Ananindeua e Marabá estão entre os dez municípios brasileiros que apresentam as maiores taxas de homicídios entre adolescentes, segundo o Índice de Homicídios na Adolescência (IHA). O estudo apontou que três em cada mil jovens morrem assassinados – a maioria vítimas de arma de fogo. Pessoas do sexo masculino e negras são as principais vítimas.
Um dado lamentável que revela que 46% dos jovens brasileiros não chegam aos 19 anos de idade, uma vez que essa é a principal causa de morte nesta faixa etária.

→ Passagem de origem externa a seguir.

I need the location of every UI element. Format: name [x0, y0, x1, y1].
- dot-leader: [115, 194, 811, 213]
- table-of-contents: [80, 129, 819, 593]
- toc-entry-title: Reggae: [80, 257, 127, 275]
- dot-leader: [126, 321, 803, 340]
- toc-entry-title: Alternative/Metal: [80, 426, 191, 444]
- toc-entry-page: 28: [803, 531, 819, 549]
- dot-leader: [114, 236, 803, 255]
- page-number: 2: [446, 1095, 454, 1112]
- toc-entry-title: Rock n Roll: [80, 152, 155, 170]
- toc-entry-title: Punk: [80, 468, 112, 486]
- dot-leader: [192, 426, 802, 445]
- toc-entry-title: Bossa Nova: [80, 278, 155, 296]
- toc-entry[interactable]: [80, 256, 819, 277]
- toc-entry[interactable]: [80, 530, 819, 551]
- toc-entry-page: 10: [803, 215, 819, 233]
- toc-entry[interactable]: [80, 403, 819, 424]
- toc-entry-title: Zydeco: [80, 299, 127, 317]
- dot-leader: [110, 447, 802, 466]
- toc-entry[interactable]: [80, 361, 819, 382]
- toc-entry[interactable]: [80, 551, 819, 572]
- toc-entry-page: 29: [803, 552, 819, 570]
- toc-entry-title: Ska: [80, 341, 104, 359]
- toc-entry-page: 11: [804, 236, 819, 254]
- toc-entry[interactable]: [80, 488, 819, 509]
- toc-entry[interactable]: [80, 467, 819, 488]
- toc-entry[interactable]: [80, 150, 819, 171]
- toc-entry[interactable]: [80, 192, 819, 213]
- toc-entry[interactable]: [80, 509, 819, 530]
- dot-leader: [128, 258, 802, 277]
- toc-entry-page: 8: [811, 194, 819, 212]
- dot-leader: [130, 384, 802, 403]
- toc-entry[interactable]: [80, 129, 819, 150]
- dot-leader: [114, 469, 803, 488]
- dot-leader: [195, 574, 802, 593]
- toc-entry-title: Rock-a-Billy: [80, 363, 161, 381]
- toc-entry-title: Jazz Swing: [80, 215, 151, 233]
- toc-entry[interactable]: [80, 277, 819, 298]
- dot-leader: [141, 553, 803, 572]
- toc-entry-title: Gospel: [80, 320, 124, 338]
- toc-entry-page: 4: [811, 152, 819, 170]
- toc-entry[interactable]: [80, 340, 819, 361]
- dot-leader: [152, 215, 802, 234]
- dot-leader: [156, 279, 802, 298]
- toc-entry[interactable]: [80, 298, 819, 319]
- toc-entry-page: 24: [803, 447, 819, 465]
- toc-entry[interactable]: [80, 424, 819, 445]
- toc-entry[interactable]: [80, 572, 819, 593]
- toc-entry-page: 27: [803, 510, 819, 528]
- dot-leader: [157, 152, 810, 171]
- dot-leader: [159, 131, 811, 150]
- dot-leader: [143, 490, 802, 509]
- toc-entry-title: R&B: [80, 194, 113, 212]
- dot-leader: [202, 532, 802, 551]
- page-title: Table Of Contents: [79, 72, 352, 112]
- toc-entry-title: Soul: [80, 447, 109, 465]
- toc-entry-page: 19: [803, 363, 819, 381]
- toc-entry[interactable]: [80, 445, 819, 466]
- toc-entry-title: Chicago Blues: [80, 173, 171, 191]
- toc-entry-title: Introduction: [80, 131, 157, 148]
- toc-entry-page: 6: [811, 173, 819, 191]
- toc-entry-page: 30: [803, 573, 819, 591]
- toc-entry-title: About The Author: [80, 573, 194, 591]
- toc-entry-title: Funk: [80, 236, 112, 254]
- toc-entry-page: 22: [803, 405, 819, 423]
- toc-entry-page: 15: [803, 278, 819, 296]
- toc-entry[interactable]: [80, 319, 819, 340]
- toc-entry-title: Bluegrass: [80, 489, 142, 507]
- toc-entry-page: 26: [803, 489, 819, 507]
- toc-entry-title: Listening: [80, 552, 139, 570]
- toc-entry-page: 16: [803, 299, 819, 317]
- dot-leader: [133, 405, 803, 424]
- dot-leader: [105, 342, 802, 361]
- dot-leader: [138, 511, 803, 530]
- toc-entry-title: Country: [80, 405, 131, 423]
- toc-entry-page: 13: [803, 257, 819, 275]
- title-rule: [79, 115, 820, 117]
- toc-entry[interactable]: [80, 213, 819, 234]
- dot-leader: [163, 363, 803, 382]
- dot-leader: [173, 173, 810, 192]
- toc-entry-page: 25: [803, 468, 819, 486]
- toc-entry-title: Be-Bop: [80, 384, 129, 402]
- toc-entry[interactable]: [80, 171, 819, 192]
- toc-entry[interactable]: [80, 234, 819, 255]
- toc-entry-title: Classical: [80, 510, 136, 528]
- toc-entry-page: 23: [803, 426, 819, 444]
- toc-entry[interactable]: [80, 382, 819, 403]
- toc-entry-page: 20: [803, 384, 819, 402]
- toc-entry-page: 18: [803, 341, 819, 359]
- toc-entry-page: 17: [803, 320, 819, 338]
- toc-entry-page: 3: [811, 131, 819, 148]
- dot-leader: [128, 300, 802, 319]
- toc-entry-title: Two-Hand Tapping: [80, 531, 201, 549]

A Secretaria de Direitos Humanos da Presidência da República (SEDH/PR) afirma que se não houver políticas públicas eficazes para o combate à violência, em quatro anos, o número de adolescentes mortos por homicídios será maior que 36 mil, em todo Brasil. Ananindeua e Marabá somarão 820 mortes de adolescentes estimadas até 2016.
VIOLÊNCIA
Em 2009, a proporção de adolescentes assassinados era de 2,61 para cada mil jovens. No ano seguinte, em 2010, a média aumentou em 14% e ficou em 2,98 mortes para cada grupo de mil adolescentes. O IHA é uma ferramenta desenvolvida pela SEDH/PR, em parceria com o Fundo das Nações Unidas para Infância (Unicef) e com Observatório de Favelas.

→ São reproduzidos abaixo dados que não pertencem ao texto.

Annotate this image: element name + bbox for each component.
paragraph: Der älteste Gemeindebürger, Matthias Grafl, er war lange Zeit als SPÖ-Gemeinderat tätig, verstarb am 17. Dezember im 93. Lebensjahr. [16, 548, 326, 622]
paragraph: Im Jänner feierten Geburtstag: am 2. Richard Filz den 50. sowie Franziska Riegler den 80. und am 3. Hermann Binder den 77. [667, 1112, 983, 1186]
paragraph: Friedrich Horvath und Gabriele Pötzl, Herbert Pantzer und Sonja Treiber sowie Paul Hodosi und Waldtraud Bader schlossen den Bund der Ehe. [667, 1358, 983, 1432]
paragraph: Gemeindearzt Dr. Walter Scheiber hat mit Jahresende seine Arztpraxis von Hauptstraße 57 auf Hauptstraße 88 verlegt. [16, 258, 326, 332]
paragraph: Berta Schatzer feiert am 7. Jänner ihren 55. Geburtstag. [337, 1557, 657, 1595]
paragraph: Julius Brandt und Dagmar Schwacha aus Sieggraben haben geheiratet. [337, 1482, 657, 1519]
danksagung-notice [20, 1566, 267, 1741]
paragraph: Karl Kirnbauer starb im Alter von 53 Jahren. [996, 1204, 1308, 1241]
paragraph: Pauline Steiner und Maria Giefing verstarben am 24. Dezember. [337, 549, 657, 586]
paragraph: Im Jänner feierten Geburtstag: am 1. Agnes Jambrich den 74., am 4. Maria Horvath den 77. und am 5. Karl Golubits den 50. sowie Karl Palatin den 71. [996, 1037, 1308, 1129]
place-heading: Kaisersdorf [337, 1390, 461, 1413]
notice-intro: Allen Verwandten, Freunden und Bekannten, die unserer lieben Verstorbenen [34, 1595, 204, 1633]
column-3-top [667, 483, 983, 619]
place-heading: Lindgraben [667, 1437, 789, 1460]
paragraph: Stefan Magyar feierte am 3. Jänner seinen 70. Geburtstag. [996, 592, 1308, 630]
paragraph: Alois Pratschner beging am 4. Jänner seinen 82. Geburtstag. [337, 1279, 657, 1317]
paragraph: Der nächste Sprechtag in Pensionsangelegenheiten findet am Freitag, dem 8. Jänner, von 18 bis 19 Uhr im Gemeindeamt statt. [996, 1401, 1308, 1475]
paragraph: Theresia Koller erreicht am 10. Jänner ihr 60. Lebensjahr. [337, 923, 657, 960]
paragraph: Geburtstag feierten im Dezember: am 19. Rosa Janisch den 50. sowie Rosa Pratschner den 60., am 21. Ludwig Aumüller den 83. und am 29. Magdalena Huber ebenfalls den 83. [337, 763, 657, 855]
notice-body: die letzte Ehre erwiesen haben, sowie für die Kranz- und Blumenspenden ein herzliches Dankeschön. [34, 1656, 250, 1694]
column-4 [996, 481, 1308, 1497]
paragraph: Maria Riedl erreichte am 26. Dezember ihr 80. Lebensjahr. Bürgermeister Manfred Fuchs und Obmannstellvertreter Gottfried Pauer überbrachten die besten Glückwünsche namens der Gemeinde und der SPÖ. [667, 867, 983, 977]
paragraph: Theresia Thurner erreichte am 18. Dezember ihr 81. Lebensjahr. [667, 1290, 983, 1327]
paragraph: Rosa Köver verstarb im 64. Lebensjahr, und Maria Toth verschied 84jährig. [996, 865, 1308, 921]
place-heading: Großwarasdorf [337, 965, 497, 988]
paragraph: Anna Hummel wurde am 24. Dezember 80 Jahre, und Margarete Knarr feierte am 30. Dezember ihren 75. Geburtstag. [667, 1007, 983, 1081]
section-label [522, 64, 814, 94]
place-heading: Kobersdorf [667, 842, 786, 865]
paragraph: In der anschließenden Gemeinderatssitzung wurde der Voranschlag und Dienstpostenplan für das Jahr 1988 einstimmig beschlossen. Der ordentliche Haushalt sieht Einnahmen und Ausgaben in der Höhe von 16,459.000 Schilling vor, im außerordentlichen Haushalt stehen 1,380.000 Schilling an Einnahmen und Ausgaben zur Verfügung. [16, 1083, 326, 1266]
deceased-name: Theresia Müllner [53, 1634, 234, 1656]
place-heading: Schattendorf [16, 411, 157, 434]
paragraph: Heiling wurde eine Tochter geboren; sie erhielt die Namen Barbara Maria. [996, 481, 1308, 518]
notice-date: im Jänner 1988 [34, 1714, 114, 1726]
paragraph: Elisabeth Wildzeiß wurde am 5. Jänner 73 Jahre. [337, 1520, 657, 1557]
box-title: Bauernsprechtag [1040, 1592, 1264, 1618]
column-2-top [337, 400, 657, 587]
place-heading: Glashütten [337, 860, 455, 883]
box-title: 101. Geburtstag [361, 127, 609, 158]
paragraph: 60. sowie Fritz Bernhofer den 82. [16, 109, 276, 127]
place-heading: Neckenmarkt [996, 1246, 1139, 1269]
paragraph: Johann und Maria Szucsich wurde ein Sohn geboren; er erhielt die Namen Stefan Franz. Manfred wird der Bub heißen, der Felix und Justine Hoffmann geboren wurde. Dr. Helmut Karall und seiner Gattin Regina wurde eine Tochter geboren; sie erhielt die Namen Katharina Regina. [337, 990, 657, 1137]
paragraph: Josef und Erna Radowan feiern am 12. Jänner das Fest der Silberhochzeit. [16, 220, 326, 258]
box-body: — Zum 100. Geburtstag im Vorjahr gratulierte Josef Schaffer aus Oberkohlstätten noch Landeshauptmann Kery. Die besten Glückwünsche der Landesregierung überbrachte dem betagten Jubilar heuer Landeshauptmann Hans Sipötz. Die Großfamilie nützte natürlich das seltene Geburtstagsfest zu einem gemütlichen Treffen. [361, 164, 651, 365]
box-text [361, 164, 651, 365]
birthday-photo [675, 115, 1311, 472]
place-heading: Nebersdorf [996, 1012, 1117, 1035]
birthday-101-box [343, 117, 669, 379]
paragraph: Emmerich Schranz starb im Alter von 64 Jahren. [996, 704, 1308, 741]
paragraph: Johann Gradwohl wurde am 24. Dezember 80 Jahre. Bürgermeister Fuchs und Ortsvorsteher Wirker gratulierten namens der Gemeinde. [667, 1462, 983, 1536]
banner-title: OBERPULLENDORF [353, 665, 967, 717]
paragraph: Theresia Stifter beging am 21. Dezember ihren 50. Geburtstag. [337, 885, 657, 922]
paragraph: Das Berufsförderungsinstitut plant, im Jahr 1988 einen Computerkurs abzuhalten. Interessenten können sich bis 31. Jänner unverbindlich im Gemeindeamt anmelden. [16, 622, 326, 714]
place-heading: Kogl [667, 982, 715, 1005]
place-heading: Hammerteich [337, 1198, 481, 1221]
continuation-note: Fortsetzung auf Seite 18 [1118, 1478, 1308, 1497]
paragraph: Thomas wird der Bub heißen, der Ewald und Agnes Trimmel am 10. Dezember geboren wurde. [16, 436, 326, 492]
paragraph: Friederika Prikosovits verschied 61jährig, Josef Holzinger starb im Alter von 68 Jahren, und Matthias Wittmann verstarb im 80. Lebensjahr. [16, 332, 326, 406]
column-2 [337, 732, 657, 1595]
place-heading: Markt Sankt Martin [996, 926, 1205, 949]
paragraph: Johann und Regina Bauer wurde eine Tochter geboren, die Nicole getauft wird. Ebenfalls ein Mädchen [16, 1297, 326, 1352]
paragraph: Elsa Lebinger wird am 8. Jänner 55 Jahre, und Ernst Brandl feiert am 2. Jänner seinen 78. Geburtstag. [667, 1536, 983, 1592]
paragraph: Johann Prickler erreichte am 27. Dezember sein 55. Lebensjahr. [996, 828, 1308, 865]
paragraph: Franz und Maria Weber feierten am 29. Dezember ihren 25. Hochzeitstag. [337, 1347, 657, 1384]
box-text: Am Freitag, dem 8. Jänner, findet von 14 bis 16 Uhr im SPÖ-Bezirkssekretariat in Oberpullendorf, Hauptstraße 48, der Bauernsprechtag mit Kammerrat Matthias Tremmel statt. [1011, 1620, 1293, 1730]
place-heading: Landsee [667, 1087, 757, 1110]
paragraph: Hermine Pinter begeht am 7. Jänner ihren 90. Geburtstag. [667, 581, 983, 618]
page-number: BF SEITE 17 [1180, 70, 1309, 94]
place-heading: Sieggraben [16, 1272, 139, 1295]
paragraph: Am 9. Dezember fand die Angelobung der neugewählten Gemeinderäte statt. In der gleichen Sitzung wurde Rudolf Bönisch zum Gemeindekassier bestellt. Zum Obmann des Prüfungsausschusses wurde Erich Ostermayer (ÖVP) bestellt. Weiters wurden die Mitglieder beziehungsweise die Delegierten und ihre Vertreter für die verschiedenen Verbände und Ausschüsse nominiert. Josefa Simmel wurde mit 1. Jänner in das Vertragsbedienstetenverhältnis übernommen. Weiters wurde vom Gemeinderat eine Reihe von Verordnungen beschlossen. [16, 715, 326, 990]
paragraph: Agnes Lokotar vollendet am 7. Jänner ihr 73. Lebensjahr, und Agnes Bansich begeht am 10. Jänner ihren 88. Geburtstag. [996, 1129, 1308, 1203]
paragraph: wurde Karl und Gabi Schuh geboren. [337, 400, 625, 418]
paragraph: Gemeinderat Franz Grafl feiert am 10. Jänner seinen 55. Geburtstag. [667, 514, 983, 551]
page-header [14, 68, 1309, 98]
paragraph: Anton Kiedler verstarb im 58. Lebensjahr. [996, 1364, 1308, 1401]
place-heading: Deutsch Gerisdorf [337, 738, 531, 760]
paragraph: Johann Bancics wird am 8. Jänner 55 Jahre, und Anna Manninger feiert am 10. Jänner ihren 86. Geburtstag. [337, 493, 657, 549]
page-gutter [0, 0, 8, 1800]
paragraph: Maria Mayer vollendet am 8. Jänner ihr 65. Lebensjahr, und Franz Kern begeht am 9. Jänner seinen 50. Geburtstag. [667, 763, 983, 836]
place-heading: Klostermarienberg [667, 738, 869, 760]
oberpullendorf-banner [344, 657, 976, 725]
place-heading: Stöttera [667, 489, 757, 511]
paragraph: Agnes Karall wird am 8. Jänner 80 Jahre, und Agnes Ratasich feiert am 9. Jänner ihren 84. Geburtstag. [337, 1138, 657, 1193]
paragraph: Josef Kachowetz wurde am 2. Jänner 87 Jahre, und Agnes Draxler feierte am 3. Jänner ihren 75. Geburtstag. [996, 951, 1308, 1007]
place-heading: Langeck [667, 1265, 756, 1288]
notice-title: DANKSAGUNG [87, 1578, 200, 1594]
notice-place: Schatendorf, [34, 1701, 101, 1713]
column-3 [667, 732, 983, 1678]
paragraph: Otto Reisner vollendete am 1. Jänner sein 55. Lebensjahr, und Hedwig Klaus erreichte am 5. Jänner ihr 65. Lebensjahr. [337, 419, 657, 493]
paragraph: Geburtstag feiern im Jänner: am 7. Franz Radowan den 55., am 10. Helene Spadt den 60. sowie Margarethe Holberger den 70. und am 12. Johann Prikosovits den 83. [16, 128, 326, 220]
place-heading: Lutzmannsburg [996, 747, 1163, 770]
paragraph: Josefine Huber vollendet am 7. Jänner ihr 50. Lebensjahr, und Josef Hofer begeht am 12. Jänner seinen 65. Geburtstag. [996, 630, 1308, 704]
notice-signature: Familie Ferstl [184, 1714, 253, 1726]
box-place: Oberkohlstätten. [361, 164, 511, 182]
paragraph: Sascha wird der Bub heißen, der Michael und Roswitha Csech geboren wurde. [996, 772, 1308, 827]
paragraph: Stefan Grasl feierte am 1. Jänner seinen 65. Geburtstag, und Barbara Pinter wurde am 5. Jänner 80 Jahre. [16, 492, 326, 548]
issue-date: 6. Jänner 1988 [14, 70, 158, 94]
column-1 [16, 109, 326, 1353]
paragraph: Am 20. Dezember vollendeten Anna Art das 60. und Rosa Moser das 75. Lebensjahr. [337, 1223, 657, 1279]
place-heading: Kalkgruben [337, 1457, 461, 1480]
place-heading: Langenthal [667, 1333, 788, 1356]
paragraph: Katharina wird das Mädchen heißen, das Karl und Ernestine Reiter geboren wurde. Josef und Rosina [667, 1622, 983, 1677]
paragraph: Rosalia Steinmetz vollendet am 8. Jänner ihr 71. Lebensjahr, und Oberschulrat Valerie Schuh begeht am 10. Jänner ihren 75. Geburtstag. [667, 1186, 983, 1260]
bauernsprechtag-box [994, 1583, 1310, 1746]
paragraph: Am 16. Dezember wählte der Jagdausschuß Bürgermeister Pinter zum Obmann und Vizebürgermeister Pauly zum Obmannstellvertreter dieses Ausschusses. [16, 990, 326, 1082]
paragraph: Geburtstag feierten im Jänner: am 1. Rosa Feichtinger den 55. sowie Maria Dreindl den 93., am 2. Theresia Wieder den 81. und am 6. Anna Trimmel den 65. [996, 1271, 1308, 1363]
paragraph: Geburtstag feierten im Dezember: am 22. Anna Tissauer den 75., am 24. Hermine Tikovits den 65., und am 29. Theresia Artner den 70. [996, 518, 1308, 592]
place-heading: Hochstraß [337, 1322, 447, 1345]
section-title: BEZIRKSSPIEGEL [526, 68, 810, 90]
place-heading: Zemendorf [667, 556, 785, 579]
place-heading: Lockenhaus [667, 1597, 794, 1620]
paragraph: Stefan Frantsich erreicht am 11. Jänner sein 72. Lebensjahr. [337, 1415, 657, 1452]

O IHA também apresenta o município de Ananindeua, na Região Metropolitana de Belém, como a quarta cidade brasileira, com mais de 200 mil habitantes, onde mais acontecem homicídios entre adolescentes. Perde apenas para Itabuna (BA), Maceió (AL) e Serra (ES).
A aparente facilidade com que esses moços e moças são mortos é que chama a atenção da comunidade. Em setembro, por exemplo, um adolescente de 17 anos morreu depois de receber um tiro nas costas, enquanto tentava fugir de três homens armados. O caso aconteceu na rua Oswaldo Cruz, no bairro de Águas Lindas, em Ananindeua.
Também nas Águas Lindas uma moça de 16 anos foi morta a facadas por um vizinho que tentou roubar o aparelho de celular da vítima. O acusado, Herlon Paixão da Silva, 26, vulgo “Cabelinho”, invadiu a casa da adolescente, como ela reagiu, ele tentou estuprá-la. Sem sucesso no delito, deferiu diversos golpes de faca nas costas da jovem.
No início deste mês, um rapaz de apenas 15 anos, morador do conjunto Cidade Nova VI, foi executado pelas costas perto de sua casa. De acordo com o relato de testemunhas, ele fazia parte de um grupo de usuários de drogas e já estava ameaçado de morte.
EXPECTATIVA
Estima-se que entre 2010 e 2016 o número de adolescentes mortos em Ananindeua seja de 566. Para Marabá, no sul do Pará, que aparece em décimo lugar na lista de municípios com maior número de homicídios entre jovens, até 2016 o número seria de 254 mortes de pessoas com idade entre 12 e 18 anos.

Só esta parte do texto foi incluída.